Let's make a new rule and pass it dates this time.

`gen_rule_payload` takes dates of the forms `YYYY-mm-DD` and `YYYYmmDD`.


**Note that this will only work with the full archive search option**, which is available to my account only via the enterprise options. Full archive search will likely require a different endpoint or access method; please see your developer console for details.

In [27]:
rule = gen_rule_payload("from:jack", from_date="2017-09-01", to_date="2017-10-30", max_results=100)
print(rule)

{"query":"from:jack","maxResults":100,"toDate":"201710300000","fromDate":"201709010000"}


In [16]:
tweets = collect_results(rule, max_results=500, result_stream_args=enterprise_search_args)

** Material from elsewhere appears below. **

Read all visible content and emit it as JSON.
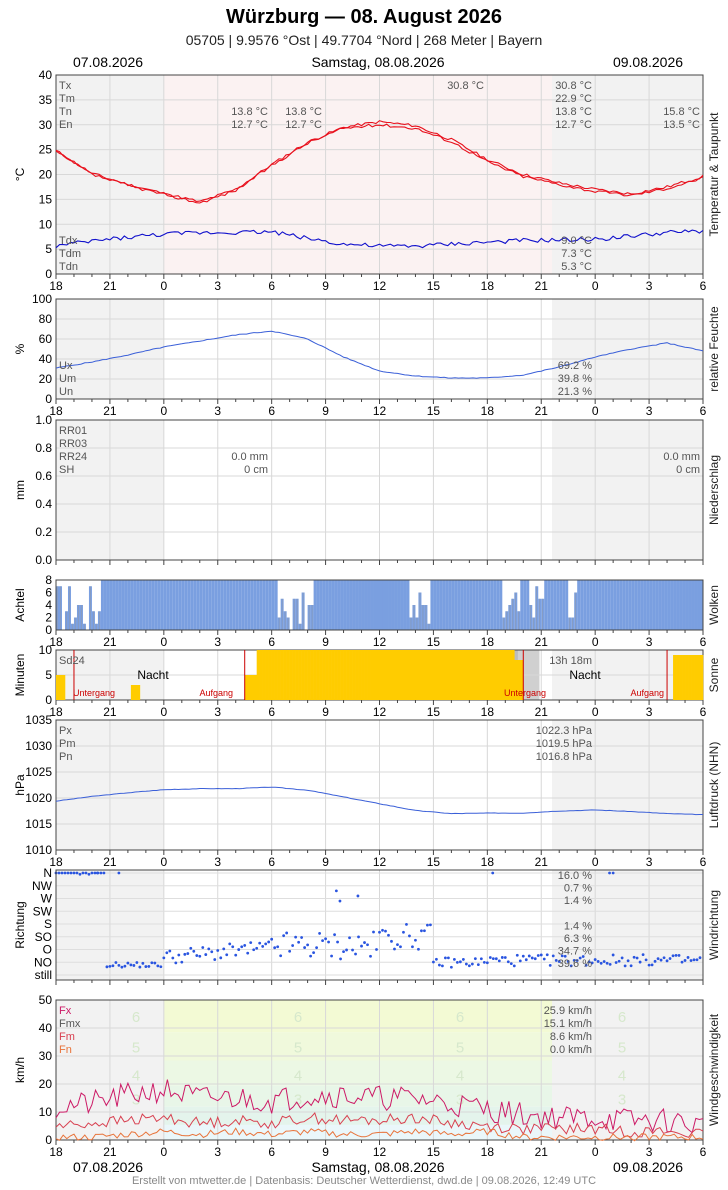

using username and password for authentication


In [17]:
[(str(tweet.created_at_datetime), tweet.all_text, tweet.hashtags) for tweet in tweets[0:10]]
  

[('2017-10-27 18:22:07',
  'More clarity on our private information policy and enforcement. Working to build as much direct context into the product too https://t.co/IrwBexPrBA\nTo provide more clarity on our private information policy, we’ve added specific examples of what is/is not a violation and insight into what we need to remove this type of content from the service. https://t.co/NGx5hh2tTQ',
  []),
 ('2017-10-27 18:17:37',
  'Launching violent groups and hateful images/symbols policy on November 22nd https://t.co/NaWuBPxyO5\nWe will now launch our policies on violent groups and hateful imagery and hate symbols on Nov 22. During the development process, we received valuable feedback that we’re implementing before these are published and enforced. See more on our policy development process here 👇 https://t.co/wx3EeH39BI',
  []),
 ('2017-10-27 01:25:39', '@WillStick @lizkelley Happy birthday Liz!', []),
 ('2017-10-26 14:24:05',
  'Off-boarding advertising from all accounts owned by